I was grateful for online therapy; it was an opportunity that knocked on the door offering viable assistance. Unlike the anxious school secretary, online therapy offered an established and credible route to freedom, not just a way to rapidly vacate a physical space that had never been truly mine. However, I can also understand that for some, it has been as unwelcome as both the school secretary and her demanding Headteacher. Despite the benefits, there is also a longing to return at the first opportunity to restore the sense of order, self-esteem and a feeling of personal and professional agency.
I have a personal history of moving often, and during both childhood and adulthood there have been many places which have become my home at short notice. This might explain my willingness to readily accept a new way of working, and the offer of new skills which can help me to survive the long-term uncertainty that has become the 'new normal'. My investment in my professional development also helps me to stay focussed on a bigger picture. After all, we still live in a world where there is the possibility of future global or local change, disturbances and advancements in the shape of political, economic, social, technological, environmental and legal forces.

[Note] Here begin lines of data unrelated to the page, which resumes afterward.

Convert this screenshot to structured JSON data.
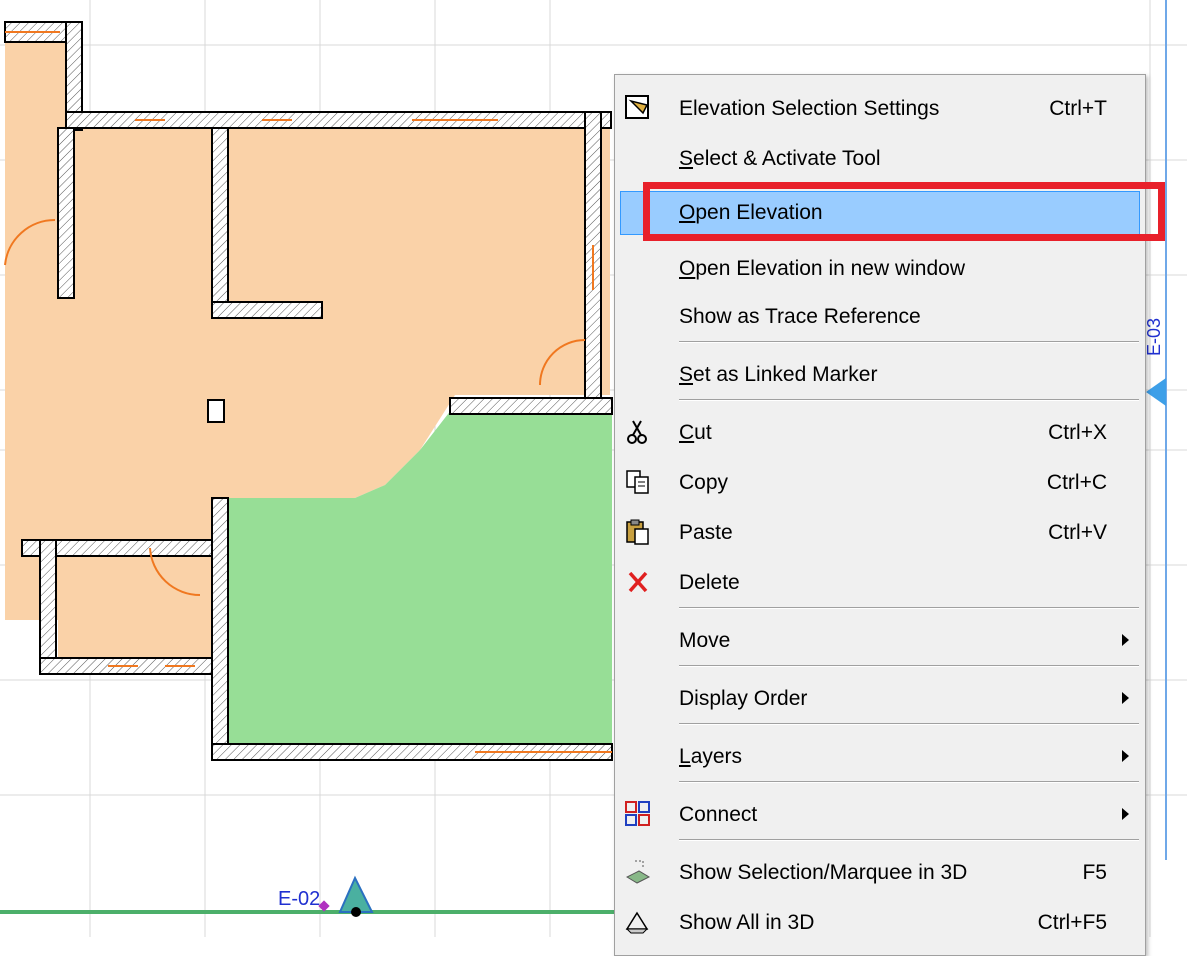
{
  "plan": {
    "marker_e02": "E-02",
    "marker_e03": "E-03"
  },
  "context_menu": {
    "items": [
      {
        "label": "Elevation Selection Settings",
        "shortcut": "Ctrl+T",
        "icon": "elevation-settings-icon"
      },
      {
        "label": "Select & Activate Tool",
        "accel_prefix": "",
        "accel_char": "S",
        "accel_rest": "elect & Activate Tool"
      },
      {
        "label": "Open Elevation",
        "accel_char": "O",
        "accel_rest": "pen Elevation",
        "highlighted": true
      },
      {
        "label": "Open Elevation in new window",
        "accel_char": "O",
        "accel_rest": "pen Elevation in new window"
      },
      {
        "label": "Show as Trace Reference"
      },
      {
        "label": "Set as Linked Marker",
        "accel_char": "S",
        "accel_rest": "et as Linked Marker"
      },
      {
        "label": "Cut",
        "accel_char": "C",
        "accel_rest": "ut",
        "shortcut": "Ctrl+X",
        "icon": "scissors-icon"
      },
      {
        "label": "Copy",
        "shortcut": "Ctrl+C",
        "icon": "copy-icon"
      },
      {
        "label": "Paste",
        "shortcut": "Ctrl+V",
        "icon": "paste-icon"
      },
      {
        "label": "Delete",
        "icon": "delete-x-icon"
      },
      {
        "label": "Move",
        "submenu": true
      },
      {
        "label": "Display Order",
        "submenu": true
      },
      {
        "label": "Layers",
        "accel_char": "L",
        "accel_rest": "ayers",
        "submenu": true
      },
      {
        "label": "Connect",
        "submenu": true,
        "icon": "connect-icon"
      },
      {
        "label": "Show Selection/Marquee in 3D",
        "shortcut": "F5",
        "icon": "show-selection-3d-icon"
      },
      {
        "label": "Show All in 3D",
        "shortcut": "Ctrl+F5",
        "icon": "show-all-3d-icon"
      }
    ]
  },
  "colors": {
    "room_orange": "#fad2a8",
    "room_green": "#97de96",
    "highlight": "#99ccff",
    "callout_red": "#e8202a",
    "marker_blue": "#3d9fe8"
  }
}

Even though I can’t say I’ll never return to face-to-face therapy in some format, I cannot imagine leaving my online therapy and all it represents. Unlike my therapy room in various schools, mycybertherapyspace will grow and develop just as I have and the 3D object it is based on can be re-built on various platforms. What started off as an emergency ‘crash pad’ has now become a meaningful ‘palace’ of memories with a portal to more space, stability, flexibility, experiences and opportunities than I could have ever imagined. Who knew I’d find all of that in an online virtual space!